More than 250,000 people have signed up to get cheaper home energy deals through collective bargaining. But the "Big Switch" scheme set up by the consumer group Which? could fail because rivals have accused the organisation of using the scheme to boost its profits.

Meanwhile, several energy suppliers – including two of the six biggest companies – have ruled themselves out of becoming involved, and a rival scheme was yesterday launched by the price comparison website Energyhelpline.

Which? reports today that a quarter of a million people have signed up to its campaign and 1,000 more are doing so every day. It plans to hold a reverse auction on 26 April, when energy firms can bid for the business, with the lowest bid winning.

But five energy companies have said they will not take part, including Scottish and Southern Energy and smaller suppliers Ecotricity, Good Energy and Ovo Energy. On Thursday, British Gas added itself to that growing list as it accused the Which? proposals of not being simple, transparent and fair for all customers. It said the deal could mean below-cost pricing for new customers and that some customers would be excluded from taking part.

It also claimed Which? was not being transparent about the money it will make from the Big Switch. The group plans to charge £40 a customer, about the same comparison sites charge. Critics point out that if Which? successfully gets a deal for the 250,000 households signed up to its Big Switch campaign, it will make £10m. But a spokesman for Which? said: "Estimations like this are unhelpful and misleading. At this stage it is simply not possible to know whether we will even cover our costs."

It criticised suppliers that have ruled themselves out of the negotiations. "If suppliers are not willing to engage with hundreds of thousands of potential new customers, it speaks volumes about why this industry needs urgent reform."

The comparison website Energyhelpline launched its similarly-named "Huge Switch" scheme yesterday, with a promise to undercut Which?'s fees.

Mark Todd, the director of, said: "We agree with the concept of the Which? Big Switch but feel there are flaws. We have come up with a solution that would provide more choice and flexibility."

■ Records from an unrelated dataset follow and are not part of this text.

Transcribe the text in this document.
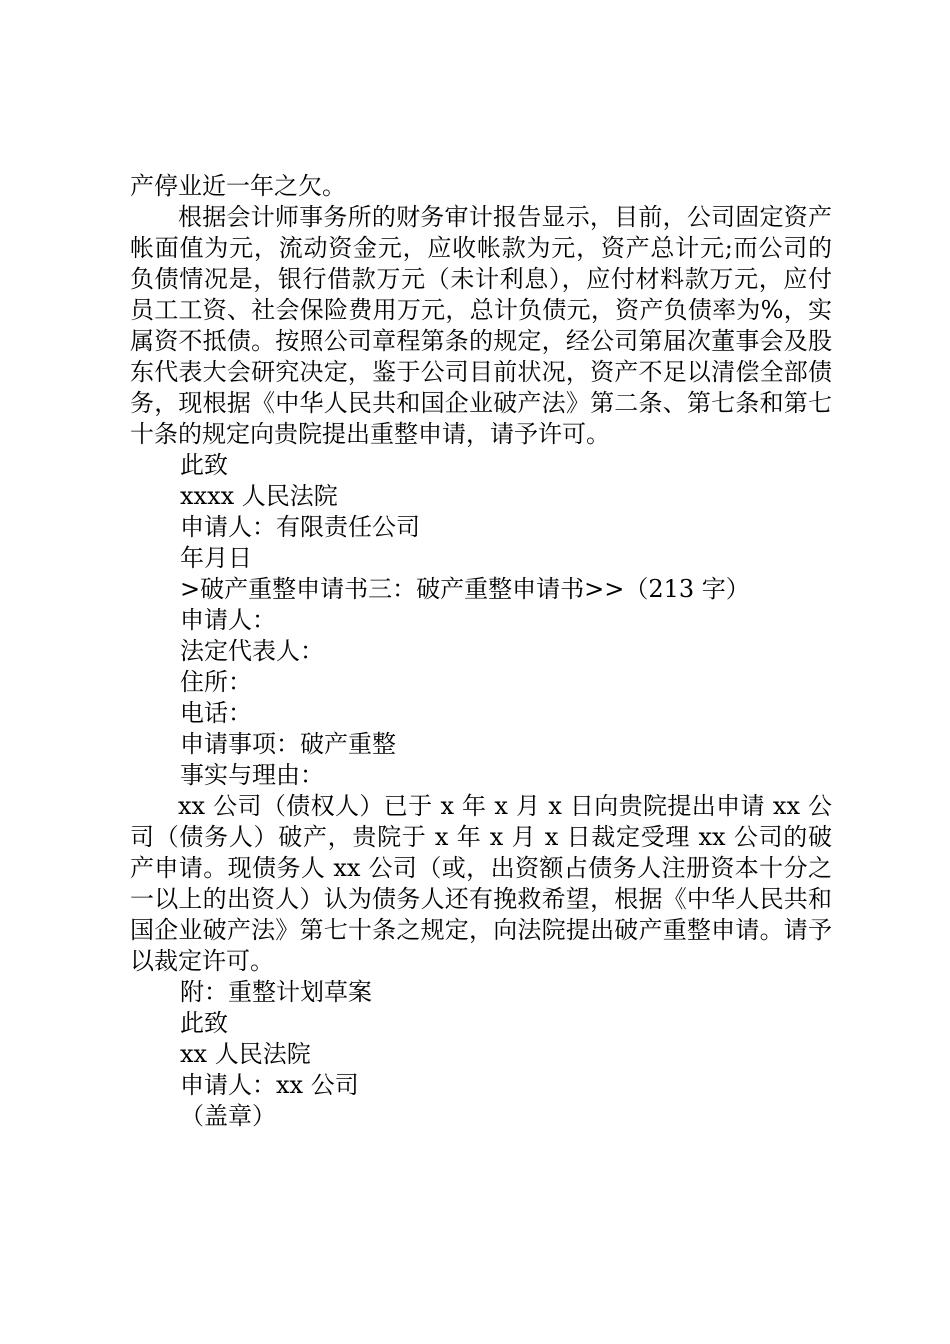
产停业近一年之欠。
根据会计师事务所的财务审计报告显示，目前，公司固定资产帐面值为元，流动资金元，应收帐款为元，资产总计元;而公司的负债情况是，银行借款万元（未计利息），应付材料款万元，应付员工工资、社会保险费用万元，总计负债元，资产负债率为%，实属资不抵债。按照公司章程第条的规定，经公司第届次董事会及股东代表大会研究决定，鉴于公司目前状况，资产不足以清偿全部债务，现根据《中华人民共和国企业破产法》第二条、第七条和第七十条的规定向贵院提出重整申请，请予许可。
此致
xxxx 人民法院
申请人：有限责任公司
年月日
>破产重整申请书三：破产重整申请书>>（213 字）
申请人：
法定代表人：
住所：
电话：
申请事项：破产重整
事实与理由：
xx 公司（债权人）已于 x 年 x 月 x 日向贵院提出申请 xx 公司（债务人）破产，贵院于 x 年 x 月 x 日裁定受理 xx 公司的破产申请。现债务人 xx 公司（或，出资额占债务人注册资本十分之一以上的出资人）认为债务人还有挽救希望，根据《中华人民共和国企业破产法》第七十条之规定，向法院提出破产重整申请。请予以裁定许可。
附：重整计划草案
此致
xx 人民法院
申请人：xx 公司
（盖章）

The site will tell people who sign up which is the best deal currently available. Cynics would suggest the move is designed to drive fresh customers to the website to increase profits.

British Gas said it would be prepared to talk to Energyhelpline. Ian Peters, the managing director of energy at British Gas, said: "We support the principles of collective buying and switching, but any new buying mechanism must be simple, transparent and fair."

This week, the Energy Secretary, Ed Davey, summoned utility companies, consumer groups, charities and the regulator, Ofgem, to a meeting about collective bargaining. "I want to make it easier for consumers to club together and use their collective purchasing power to get good deals on their gas and electricity," he said.